The Prime Minister has said America is “absolutely ruthless in enforcing the code of diplomatic immunity” after it emerged the suspect in the death of Harry Dunn would not return to the UK.
Harry Dunn died when his motorbike crashed into a car outside an RAF base on August 27.
The 19-year-old’s family said they would be flying out to the US to “spread our campaign” and try and convince Donald Trump to reverse his decision on diplomatic immunity.
The suspect, 42-year-old Anne Sacoolas – who is reportedly married to a US intelligence official, was granted diplomatic immunity following the crash.
On Friday, Boris Johnson said although President Trump was sympathetic towards Harry’s family’s views on the use of diplomatic immunity, the US are “very reluctant” to allow citizens to be tried abroad.
Commenting on the US’s safeguarding of Mrs Sacoolas, the Prime Minister said: “In my experience, America is very, very reluctant to allow its nationals to be tried overseas, and is absolutely ruthless in enforcing the code of diplomatic immunity.
“I must say, I don’t think it was appropriate for that provision to be used in this case.
“I made that point to the President, and he is sympathetic.
“I think we’ve just got to keep working on that and see what we can do to get justice for Harry Dunn and his family.”
When asked about the diplomatic immunity row by reporters, Mr Trump called the incident a “terrible accident”, but suggested driving on the opposite side of road was confusing – saying “it happens”.
The family’s lawyer and spokesman, Radd Seiger, said Harry’s parents, Charlotte Charles and Tim Dunn, were engaging lawyers to take a civil case against Mrs Sacoolas in America.
In a post on the Justice 4 Harry GoFundMe page, the teenager’s family said: “We are overwhelmed by the generosity and the support from all of you, and want to say thank you again personally from the bottom of our hearts.

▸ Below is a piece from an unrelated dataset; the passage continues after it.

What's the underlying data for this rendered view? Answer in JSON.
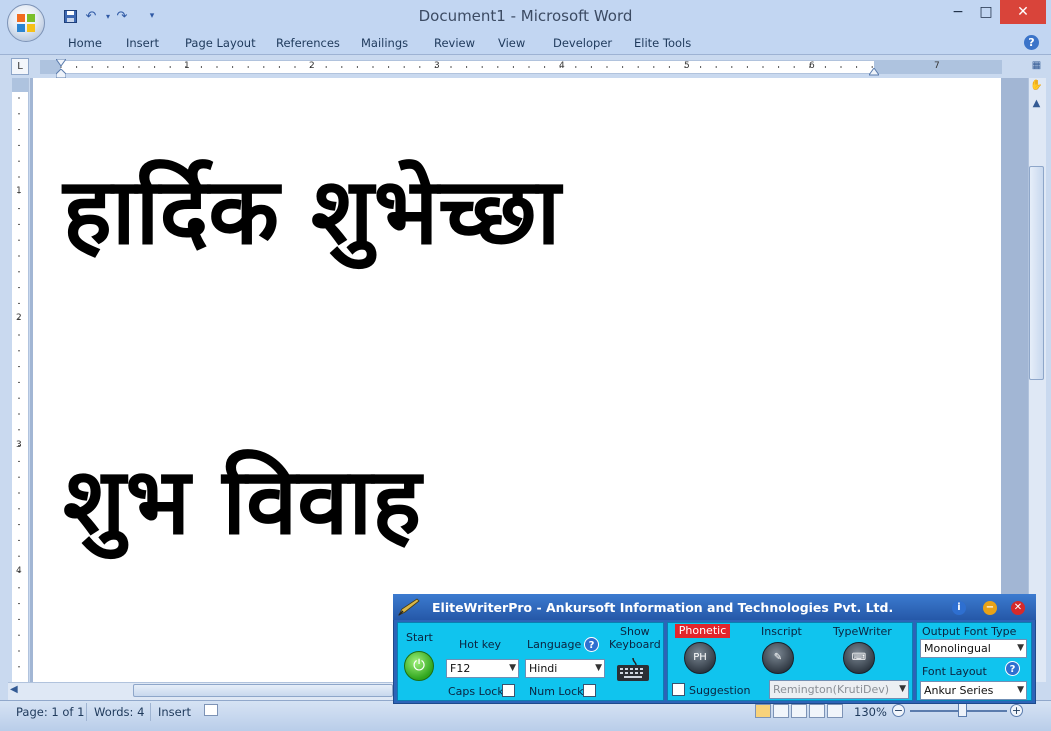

“We couldn’t do this without you and value each and everyone of you! The individual comments and personal stories that have been coming into us have touched our hearts and we know that we are not alone.
“We wanted to share with you that on Sunday we will be flying to the US to continue our fight for justice4harry.
“We will be meeting with various news channels to spread our campaign with all of America and ultimately hope that the American government see that it is right to send Anne Sacoolas back to the UK to face our justice system.”
On Friday, Harry’s auntie Katie Grant and family friend Nicola Watson told the PA News Agency they would be launching a green ribbon campaign around the area where he lived in memory of the teenager.
Ms Watson said: “They are going up around our village originally but they will be going up around the villages surrounding us.
“Harry loved his green motorbike, that was his favourite – so we decided green was the colour to go for.
“It’s just so that people take notice and have a look. We’re writing ‘Justice for Harry’ on the strings of the bows – just to raise awareness and to get it back out there.”
Ms Watson said the whole village of Charlton in Oxfordshire were making smaller ribbons for people to wear and planned on selling them in the village shop – aiming to help raise more funds for the family’s legal fees while they are in the US.
Speaking to PA, Mrs Grant said “grief doesn’t even come close to it” when asked how she was feeling after Harry’s death.
She said: “Grief doesn’t come close to what I’ve felt to be honest with you.
“I’ve never had anyone young and so close actually go.
“When you’re older you kind of accept that they’ve had their life.”
Mrs Grant added that she thought it was a case of Harry being too young to die at the age he did.